Why was he not reelected straight after the war? that is something I don't understand.

 

So, why was Churchill not a good politician?

 

Last point first. Churchill supported eugenics and advocated the sterilisation of the mentally ill. In 1915, he was one of the political and military engineers of the disastrous Gallipoli campaign during the First World War. He also advocated the use of tear gas on Kurdish tribesmen in Iraq, was paid by the oil lobby to plunder Middle Eastern reserves, put Britain back on the gold Standard in 1924causing a recession, praised Mussolini's fascism and Franco, and opposed Ghandi and Indian independence. He was a reactionary imperialist who might have been a good war leader for Britain but without Stalin and Roosevelt he certainly wouldn't have led Britain to victory.

 

In 1945 returning troops wanted a fresh start.
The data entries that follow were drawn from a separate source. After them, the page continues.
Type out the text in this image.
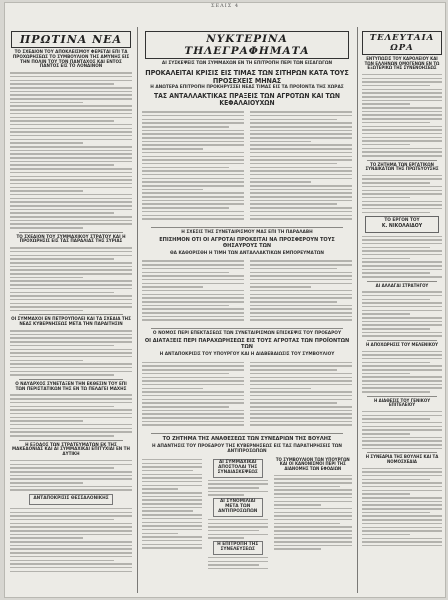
ΣΕΛΙΣ 4
ΠΡΩΤΙΝΑ ΝΕΑ
ΤΟ ΣΧΕΔΙΟΝ ΤΟΥ ΑΠΟΚΛΕΙΣΜΟΥ ΦΕΡΕΤΑΙ ΕΠΙ ΤΑ ΠΡΟΧΩΡΗΣΕΩΣ ΤΟ ΣΥΜΒΟΥΛΙΟΝ ΤΗΣ ΑΜΥΝΗΣ ΕΙΣ ΤΗΝ ΠΟΛΙΝ ΤΟΥ ΤΟΝ ΠΑΝΤΑΧΟΣ ΚΑΙ ΕΝΤΟΣ ΠΑΝΤΟΣ ΕΙΣ ΤΟ ΛΟΝΔΙΝΟΝ
ΤΟ ΣΧΕΔΙΟΝ ΤΟΥ ΣΥΜΜΑΧΙΚΟΥ ΣΤΡΑΤΟΥ ΚΑΙ Η ΠΡΟΧΩΡΗΣΙΣ ΕΙΣ ΤΑΣ ΠΑΡΑΛΙΑΣ ΤΗΣ ΣΥΡΙΑΣ
ΟΙ ΣΥΜΜΑΧΟΙ ΕΝ ΠΕΤΡΟΥΠΟΛΕΙ ΚΑΙ ΤΑ ΣΧΕΔΙΑ ΤΗΣ ΝΕΑΣ ΚΥΒΕΡΝΗΣΕΩΣ ΜΕΤΑ ΤΗΝ ΠΑΡΑΙΤΗΣΙΝ
Ο ΝΑΥΑΡΧΟΣ ΣΥΝΕΤΑΞΕΝ ΤΗΝ ΕΚΘΕΣΙΝ ΤΟΥ ΕΠΙ ΤΩΝ ΠΕΡΙΣΤΑΤΙΚΩΝ ΤΗΣ ΕΝ ΤΩ ΠΕΛΑΓΕΙ ΜΑΧΗΣ
Η ΕΞΟΔΟΣ ΤΩΝ ΣΤΡΑΤΕΥΜΑΤΩΝ ΕΚ ΤΗΣ ΜΑΚΕΔΟΝΙΑΣ ΚΑΙ ΑΙ ΣΥΜΜΑΧΙΚΑΙ ΕΠΙΤΥΧΙΑΙ ΕΝ ΤΗ ΔΥΤΙΚΗ
ΑΝΤΑΠΟΚΡΙΣΙΣ ΘΕΣΣΑΛΟΝΙΚΗΣ
ΝΥΚΤΕΡΙΝΑ ΤΗΛΕΓΡΑΦΗΜΑΤΑ
ΑΙ ΣΥΣΚΕΨΕΙΣ ΤΩΝ ΣΥΜΜΑΧΩΝ ΕΝ ΤΗ ΕΠΙΤΡΟΠΗ ΠΕΡΙ ΤΩΝ ΕΙΣΑΓΩΓΩΝ
ΠΡΟΚΑΛΕΙΤΑΙ ΚΡΙΣΙΣ ΕΙΣ ΤΙΜΑΣ ΤΩΝ ΣΙΤΗΡΩΝ ΚΑΤΑ ΤΟΥΣ ΠΡΟΣΕΧΕΙΣ ΜΗΝΑΣ
Η ΑΝΩΤΕΡΑ ΕΠΙΤΡΟΠΗ ΠΡΟΚΗΡΥΣΣΕΙ ΝΕΑΣ ΤΙΜΑΣ ΕΙΣ ΤΑ ΠΡΟΪΟΝΤΑ ΤΗΣ ΧΩΡΑΣ
ΤΑΣ ΑΝΤΑΛΛΑΚΤΙΚΑΣ ΠΡΑΞΕΙΣ ΤΩΝ ΑΓΡΟΤΩΝ ΚΑΙ ΤΩΝ ΚΕΦΑΛΑΙΟΥΧΩΝ
Η ΣΧΕΣΙΣ ΤΗΣ ΣΥΝΕΤΑΙΡΙΣΜΟΥ ΜΑΣ ΕΠΙ ΤΗ ΠΑΡΑΛΑΒΗ
ΕΠΙΣΗΜΟΝ ΟΤΙ ΟΙ ΑΓΡΟΤΑΙ ΠΡΟΚΕΙΤΑΙ ΝΑ ΠΡΟΣΦΕΡΟΥΝ ΤΟΥΣ ΘΗΣΑΥΡΟΥΣ ΤΩΝ
ΘΑ ΚΑΘΟΡΙΣΘΗ Η ΤΙΜΗ ΤΩΝ ΑΝΤΑΛΛΑΚΤΙΚΩΝ ΕΜΠΟΡΕΥΜΑΤΩΝ
Ο ΝΟΜΟΣ ΠΕΡΙ ΕΠΕΚΤΑΣΕΩΣ ΤΩΝ ΣΥΝΕΤΑΙΡΙΣΜΩΝ ΕΠΙΣΚΕΨΙΣ ΤΟΥ ΠΡΟΕΔΡΟΥ
ΟΙ ΔΙΑΤΑΞΕΙΣ ΠΕΡΙ ΠΑΡΑΧΩΡΗΣΕΩΣ ΕΙΣ ΤΟΥΣ ΑΓΡΟΤΑΣ ΤΩΝ ΠΡΟΪΟΝΤΩΝ ΤΩΝ
Η ΑΝΤΑΠΟΚΡΙΣΙΣ ΤΟΥ ΥΠΟΥΡΓΟΥ ΚΑΙ Η ΔΙΑΒΕΒΑΙΩΣΙΣ ΤΟΥ ΣΥΜΒΟΥΛΙΟΥ
ΤΟ ΖΗΤΗΜΑ ΤΗΣ ΑΝΑΘΕΣΕΩΣ ΤΩΝ ΣΥΝΕΔΡΙΩΝ ΤΗΣ ΒΟΥΛΗΣ
Η ΑΠΑΝΤΗΣΙΣ ΤΟΥ ΠΡΟΕΔΡΟΥ ΤΗΣ ΚΥΒΕΡΝΗΣΕΩΣ ΕΙΣ ΤΑΣ ΠΑΡΑΤΗΡΗΣΕΙΣ ΤΩΝ ΑΝΤΙΠΡΟΣΩΠΩΝ
ΑΙ ΣΥΜΜΑΧΙΚΑΙ ΑΠΟΣΤΟΛΑΙ ΤΗΣ ΣΥΝΔΙΑΣΚΕΨΕΩΣ
ΑΙ ΣΥΝΟΜΙΛΙΑΙ ΜΕΤΑ ΤΩΝ ΑΝΤΙΠΡΟΣΩΠΩΝ
Η ΕΠΙΤΡΟΠΗ ΤΗΣ ΣΥΝΕΛΕΥΣΕΩΣ
ΤΟ ΣΥΜΒΟΥΛΙΟΝ ΤΩΝ ΥΠΟΥΡΓΩΝ ΚΑΙ ΟΙ ΚΑΝΟΝΙΣΜΟΙ ΠΕΡΙ ΤΗΣ ΔΙΑΝΟΜΗΣ ΤΩΝ ΕΦΟΔΙΩΝ
ΤΕΛΕΥΤΑΙΑ ΩΡΑ
ΕΝΤΥΠΩΣΙΣ ΤΟΥ ΚΑΡΟΛΕΙΟΥ ΚΑΙ ΤΩΝ ΕΛΛΗΝΩΝ ΟΜΟΓΕΝΩΝ ΕΝ ΤΩ ΕΞΩΤΕΡΙΚΩ ΤΗΣ ΣΥΝΕΝΟΗΣΕΩΣ
ΤΟ ΖΗΤΗΜΑ ΤΩΝ ΕΡΓΑΤΙΚΩΝ ΣΥΝΔΙΚΑΤΩΝ ΤΗΣ ΠΡΩΤΕΥΟΥΣΗΣ
ΤΟ ΕΡΓΟΝ ΤΟΥ
Κ. ΝΙΚΟΛΑΙΔΟΥ
ΑΙ ΑΛΛΑΓΑΙ ΣΤΡΑΤΗΓΟΥ
Η ΑΠΟΧΩΡΗΣΙΣ ΤΟΥ ΜΕΛΕΝΙΚΟΥ
Η ΔΙΑΘΕΣΙΣ ΤΟΥ ΓΕΝΙΚΟΥ ΕΠΙΤΕΛΕΙΟΥ
Η ΣΥΝΕΔΡΙΑ ΤΗΣ ΒΟΥΛΗΣ ΚΑΙ ΤΑ ΝΟΜΟΣΧΕΔΙΑ
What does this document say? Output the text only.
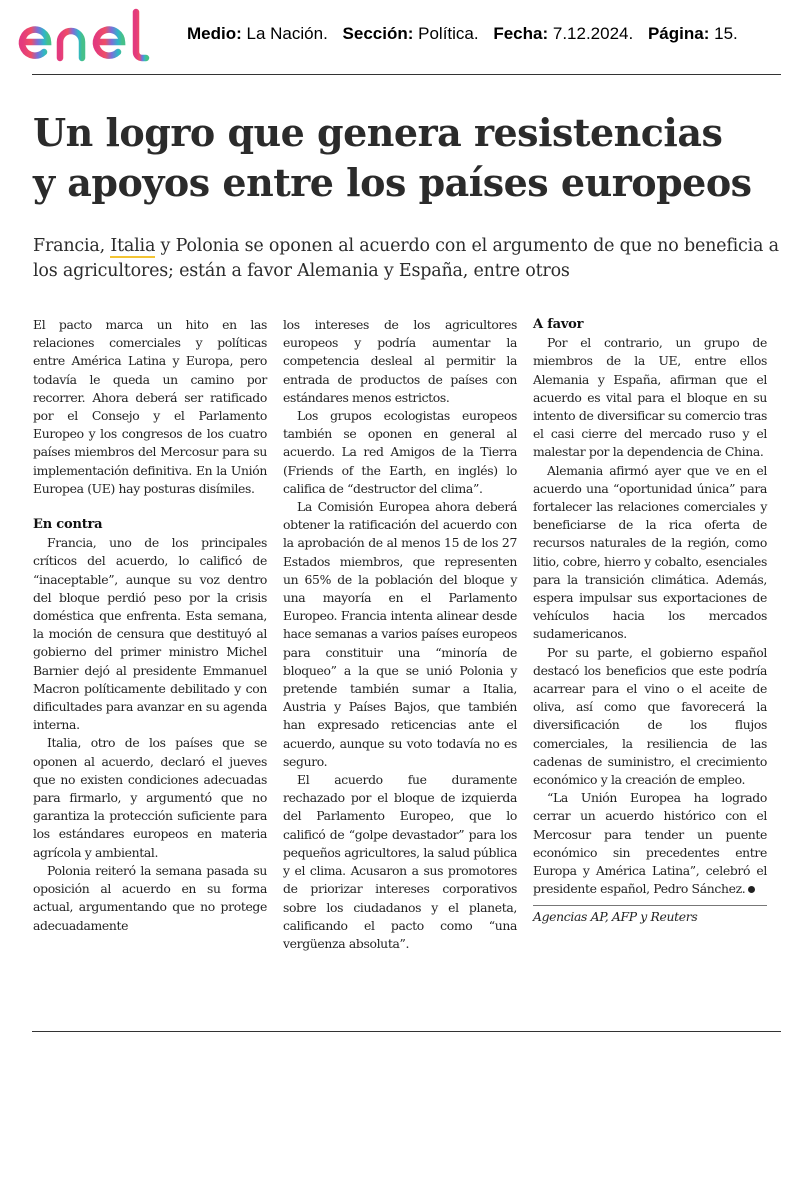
Medio: La Nación. Sección: Política. Fecha: 7.12.2024. Página: 15.
Un logro que genera resistencias
y apoyos entre los países europeos
Francia, Italia y Polonia se oponen al acuerdo con el argumento de que no beneficia a los agricultores; están a favor Alemania y España, entre otros

El pacto marca un hito en las relaciones comerciales y políticas entre América Latina y Europa, pero todavía le queda un camino por recorrer. Ahora deberá ser ratificado por el Consejo y el Parlamento Europeo y los congresos de los cuatro países miembros del Mercosur para su implementación definitiva. En la Unión Europea (UE) hay posturas disímiles.

En contra

Francia, uno de los principales críticos del acuerdo, lo calificó de “inaceptable”, aunque su voz dentro del bloque perdió peso por la crisis doméstica que enfrenta. Esta semana, la moción de censura que destituyó al gobierno del primer ministro Michel Barnier dejó al presidente Emmanuel Macron políticamente debilitado y con dificultades para avanzar en su agenda interna.

Italia, otro de los países que se oponen al acuerdo, declaró el jueves que no existen condiciones adecuadas para firmarlo, y argumentó que no garantiza la protección suficiente para los estándares europeos en materia agrícola y ambiental.

Polonia reiteró la semana pasada su oposición al acuerdo en su forma actual, argumentando que no protege adecuadamente

los intereses de los agricultores europeos y podría aumentar la competencia desleal al permitir la entrada de productos de países con estándares menos estrictos.

Los grupos ecologistas europeos también se oponen en general al acuerdo. La red Amigos de la Tierra (Friends of the Earth, en inglés) lo califica de “destructor del clima”.

La Comisión Europea ahora deberá obtener la ratificación del acuerdo con la aprobación de al menos 15 de los 27 Estados miembros, que representen un 65% de la población del bloque y una mayoría en el Parlamento Europeo. Francia intenta alinear desde hace semanas a varios países europeos para constituir una “minoría de bloqueo” a la que se unió Polonia y pretende también sumar a Italia, Austria y Países Bajos, que también han expresado reticencias ante el acuerdo, aunque su voto todavía no es seguro.

El acuerdo fue duramente rechazado por el bloque de izquierda del Parlamento Europeo, que lo calificó de “golpe devastador” para los pequeños agricultores, la salud pública y el clima. Acusaron a sus promotores de priorizar intereses corporativos sobre los ciudadanos y el planeta, calificando el pacto como “una vergüenza absoluta”.

A favor

Por el contrario, un grupo de miembros de la UE, entre ellos Alemania y España, afirman que el acuerdo es vital para el bloque en su intento de diversificar su comercio tras el casi cierre del mercado ruso y el malestar por la dependencia de China.

Alemania afirmó ayer que ve en el acuerdo una “oportunidad única” para fortalecer las relaciones comerciales y beneficiarse de la rica oferta de recursos naturales de la región, como litio, cobre, hierro y cobalto, esenciales para la transición climática. Además, espera impulsar sus exportaciones de vehículos hacia los mercados sudamericanos.

Por su parte, el gobierno español destacó los beneficios que este podría acarrear para el vino o el aceite de oliva, así como que favorecerá la diversificación de los flujos comerciales, la resiliencia de las cadenas de suministro, el crecimiento económico y la creación de empleo.

“La Unión Europea ha logrado cerrar un acuerdo histórico con el Mercosur para tender un puente económico sin precedentes entre Europa y América Latina”, celebró el presidente español, Pedro Sánchez.

Agencias AP, AFP y Reuters
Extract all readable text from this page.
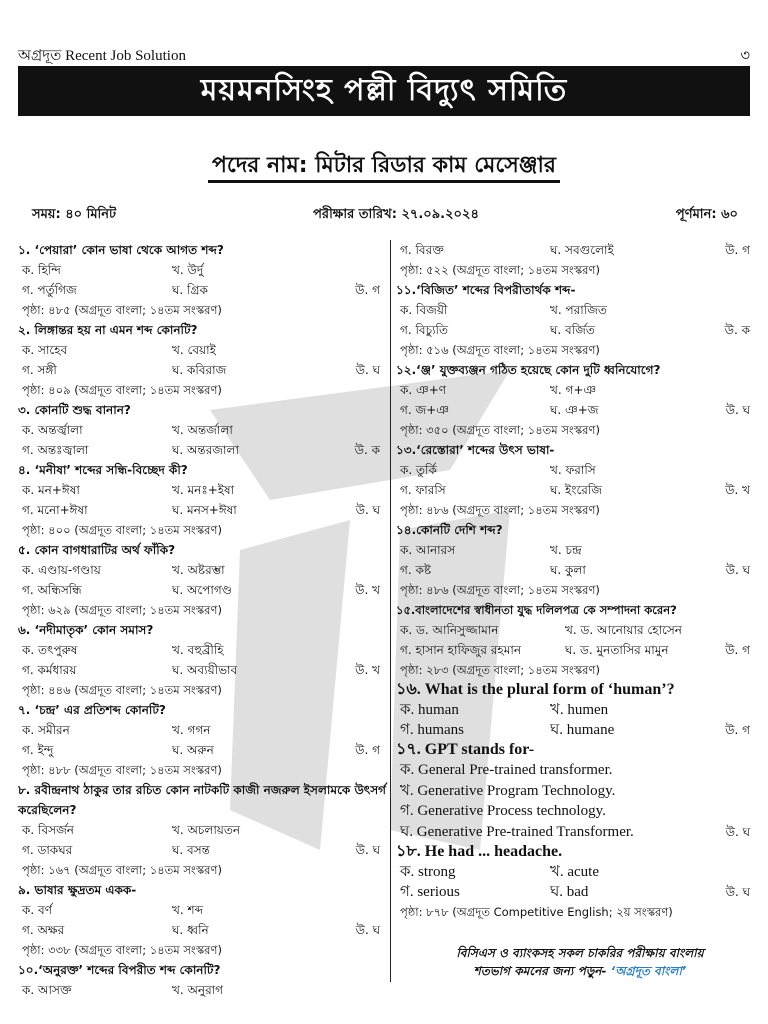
অগ্রদূত Recent Job Solution	৩
ময়মনসিংহ পল্লী বিদ্যুৎ সমিতি
পদের নাম: মিটার রিডার কাম মেসেঞ্জার
সময়: ৪০ মিনিট	পরীক্ষার তারিখ: ২৭.০৯.২০২৪	পূর্ণমান: ৬০
১. ‘পেয়ারা’ কোন ভাষা থেকে আগত শব্দ?
ক. হিন্দি	খ. উর্দু
গ. পর্তুগিজ	ঘ. গ্রিক	উ. গ
পৃষ্ঠা: ৪৮৫ (অগ্রদূত বাংলা; ১৪তম সংস্করণ)
২. লিঙ্গান্তর হয় না এমন শব্দ কোনটি?
ক. সাহেব	খ. বেয়াই
গ. সঙ্গী	ঘ. কবিরাজ	উ. ঘ
পৃষ্ঠা: ৪০৯ (অগ্রদূত বাংলা; ১৪তম সংস্করণ)
৩. কোনটি শুদ্ধ বানান?
ক. অন্তর্জ্বালা	খ. অন্তর্জালা
গ. অন্তঃজ্বালা	ঘ. অন্তরজালা	উ. ক
৪. ‘মনীষা’ শব্দের সন্ধি-বিচ্ছেদ কী?
ক. মন+ঈষা	খ. মনঃ+ইষা
গ. মনো+ঈষা	ঘ. মনস+ঈষা	উ. ঘ
পৃষ্ঠা: ৪০০ (অগ্রদূত বাংলা; ১৪তম সংস্করণ)
৫. কোন বাগধারাটির অর্থ ফাঁকি?
ক. এণ্ডায়-গণ্ডায়	খ. অষ্টরম্ভা
গ. অন্ধিসন্ধি	ঘ. অপোগণ্ড	উ. খ
পৃষ্ঠা: ৬২৯ (অগ্রদূত বাংলা; ১৪তম সংস্করণ)
৬. ‘নদীমাতৃক’ কোন সমাস?
ক. তৎপুরুষ	খ. বহুব্রীহি
গ. কর্মধারয়	ঘ. অব্যয়ীভাব	উ. খ
পৃষ্ঠা: ৪৪৬ (অগ্রদূত বাংলা; ১৪তম সংস্করণ)
৭. ‘চন্দ্র’ এর প্রতিশব্দ কোনটি?
ক. সমীরন	খ. গগন
গ. ইন্দু	ঘ. অরুন	উ. গ
পৃষ্ঠা: ৪৮৮ (অগ্রদূত বাংলা; ১৪তম সংস্করণ)
৮. রবীন্দ্রনাথ ঠাকুর তার রচিত কোন নাটকটি কাজী নজরুল ইসলামকে উৎসর্গ করেছিলেন?
ক. বিসর্জন	খ. অচলায়তন
গ. ডাকঘর	ঘ. বসন্ত	উ. ঘ
পৃষ্ঠা: ১৬৭ (অগ্রদূত বাংলা; ১৪তম সংস্করণ)
৯. ভাষার ক্ষুদ্রতম একক-
ক. বর্ণ	খ. শব্দ
গ. অক্ষর	ঘ. ধ্বনি	উ. ঘ
পৃষ্ঠা: ৩৩৮ (অগ্রদূত বাংলা; ১৪তম সংস্করণ)
১০.‘অনুরক্ত’ শব্দের বিপরীত শব্দ কোনটি?
ক. আসক্ত	খ. অনুরাগ
গ. বিরক্ত	ঘ. সবগুলোই	উ. গ
পৃষ্ঠা: ৫২২ (অগ্রদূত বাংলা; ১৪তম সংস্করণ)
১১.‘বিজিত’ শব্দের বিপরীতার্থক শব্দ-
ক. বিজয়ী	খ. পরাজিত
গ. বিচ্যুতি	ঘ. বর্জিত	উ. ক
পৃষ্ঠা: ৫১৬ (অগ্রদূত বাংলা; ১৪তম সংস্করণ)
১২.‘ঞ্জ’ যুক্তব্যঞ্জন গঠিত হয়েছে কোন দুটি ধ্বনিযোগে?
ক. ঞ+ণ	খ. গ+ঞ
গ. জ+ঞ	ঘ. ঞ+জ	উ. ঘ
পৃষ্ঠা: ৩৫০ (অগ্রদূত বাংলা; ১৪তম সংস্করণ)
১৩.‘রেস্তোরা’ শব্দের উৎস ভাষা-
ক. তুর্কি	খ. ফরাসি
গ. ফারসি	ঘ. ইংরেজি	উ. খ
পৃষ্ঠা: ৪৮৬ (অগ্রদূত বাংলা; ১৪তম সংস্করণ)
১৪.কোনটি দেশি শব্দ?
ক. আনারস	খ. চন্দ্র
গ. কষ্ট	ঘ. কুলা	উ. ঘ
পৃষ্ঠা: ৪৮৬ (অগ্রদূত বাংলা; ১৪তম সংস্করণ)
১৫.বাংলাদেশের স্বাধীনতা যুদ্ধ দলিলপত্র কে সম্পাদনা করেন?
ক. ড. আনিসুজ্জামান	খ. ড. আনোয়ার হোসেন
গ. হাসান হাফিজুর রহমান	ঘ. ড. মুনতাসির মামুন	উ. গ
পৃষ্ঠা: ২৮৩ (অগ্রদূত বাংলা; ১৪তম সংস্করণ)
১৬. What is the plural form of ‘human’?
ক. human	খ. humen
গ. humans	ঘ. humane	উ. গ
১৭. GPT stands for-
ক. General Pre-trained transformer.
খ. Generative Program Technology.
গ. Generative Process technology.
ঘ. Generative Pre-trained Transformer.	উ. ঘ
১৮. He had ... headache.
ক. strong	খ. acute
গ. serious	ঘ. bad	উ. ঘ
পৃষ্ঠা: ৮৭৮ (অগ্রদূত Competitive English; ২য় সংস্করণ)
বিসিএস ও ব্যাংকসহ সকল চাকরির পরীক্ষায় বাংলায়
শতভাগ কমনের জন্য পড়ুন- ‘অগ্রদূত বাংলা’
Churchill was booed at open air speeches and heavily defeated. The war was over and his role in it wasn't enough to presuade people that the Conservatives should be allowed to rebuild the country. They turned to Attlee instead, who would get my vote for best PM.

 

The ideological drift in continental Europe was a few drifts - communism in the east, fascism in Germany and Italy, military rule in Spain and Potugal as well as liberal democracy in France and elsewhere.